L'extrait de services produit (pièce 3 de l'appelante) indique au demeurant qu'il ne remplit pas les conditions prévues audit décret.
Par ailleurs, Mme [P] se prévaut des dispositions de l'article 13 de l'arrêté du 30 décembre 1970 modifié, relatif aux modalités de fonctionnement du régime de retraite complémentaire des assurances sociales institué par le décret du 23 décembre 1970 qu'il conviendrait d'appliquer à la situation de son défunt époux, ajoutant que ce dernier aurait accompli des services pris en compte par le régime de la sécurité sociale.
Aux termes de cet article :
'Par. 1er - Les titulaires de la carte du combattant 1914-1918 de la médaille interalliée ont droit à la validation gratuite d'un temps égal à la période pendant laquelle ils ont été mobilisés entre le 2 août 1914 et le 28 juin 1919. Le nombre de points alloués est proportionnel à la moyenne annuelle des points de retraite acquis par les intéressés pour l'ensemble de leurs services pris en compte au titre du régime de l'IRCANTEC.

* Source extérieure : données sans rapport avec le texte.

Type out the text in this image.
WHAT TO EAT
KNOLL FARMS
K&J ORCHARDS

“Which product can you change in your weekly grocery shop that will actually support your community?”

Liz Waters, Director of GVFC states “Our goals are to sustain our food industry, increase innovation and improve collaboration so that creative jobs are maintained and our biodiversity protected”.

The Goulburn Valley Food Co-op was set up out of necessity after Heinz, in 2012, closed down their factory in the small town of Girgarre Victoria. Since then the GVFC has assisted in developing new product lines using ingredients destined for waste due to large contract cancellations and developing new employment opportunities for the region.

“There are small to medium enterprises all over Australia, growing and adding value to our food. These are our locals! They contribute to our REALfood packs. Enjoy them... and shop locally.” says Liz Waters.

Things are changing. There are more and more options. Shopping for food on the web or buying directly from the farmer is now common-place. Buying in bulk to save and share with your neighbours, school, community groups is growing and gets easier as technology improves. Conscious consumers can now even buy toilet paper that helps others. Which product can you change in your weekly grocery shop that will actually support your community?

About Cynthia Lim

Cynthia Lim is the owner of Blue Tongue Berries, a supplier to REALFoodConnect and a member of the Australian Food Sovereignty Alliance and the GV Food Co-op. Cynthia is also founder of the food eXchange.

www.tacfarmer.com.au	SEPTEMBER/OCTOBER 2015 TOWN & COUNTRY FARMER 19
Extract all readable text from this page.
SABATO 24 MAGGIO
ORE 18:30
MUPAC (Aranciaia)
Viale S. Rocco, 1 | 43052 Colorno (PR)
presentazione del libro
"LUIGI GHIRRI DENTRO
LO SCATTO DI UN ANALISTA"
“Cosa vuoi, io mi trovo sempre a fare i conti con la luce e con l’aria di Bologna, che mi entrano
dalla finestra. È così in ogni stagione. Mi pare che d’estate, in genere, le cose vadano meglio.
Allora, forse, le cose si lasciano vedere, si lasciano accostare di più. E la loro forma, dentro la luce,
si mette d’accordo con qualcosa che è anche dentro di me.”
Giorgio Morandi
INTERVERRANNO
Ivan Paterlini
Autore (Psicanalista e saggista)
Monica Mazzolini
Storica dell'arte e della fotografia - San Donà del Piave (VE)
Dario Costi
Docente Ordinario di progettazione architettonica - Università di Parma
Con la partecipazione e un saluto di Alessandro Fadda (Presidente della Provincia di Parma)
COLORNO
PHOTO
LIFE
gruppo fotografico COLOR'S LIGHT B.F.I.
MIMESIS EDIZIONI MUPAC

Par. 2 - Pour les années 1939 à 1945, sont comptées comme années de services les périodes de mobilisation, de captivité, de déportation et, plus généralement, celles pendant lesquelles l'intéressé a été tenu éloigné, du fait de la guerre ou de l'occupant ou pour participer à la Résistance, de l'emploi public qu'il occupait en qualité d'agent non titulaire. Elles donnent lieu à validation à titre gratuit, sous réserve que l'intéressé valide également les périodes de services antérieurs et éventuellement postérieurs à celle au cours de laquelle il était tenu éloigné de son emploi.
Le nombre de points de retraite acquis à ce titre est déterminé en fonction du traitement que percevait l'intéressé à la date de son éloignement de l'administration en tenant compte des tranches de salaire et du salaire de référence applicable à cette date.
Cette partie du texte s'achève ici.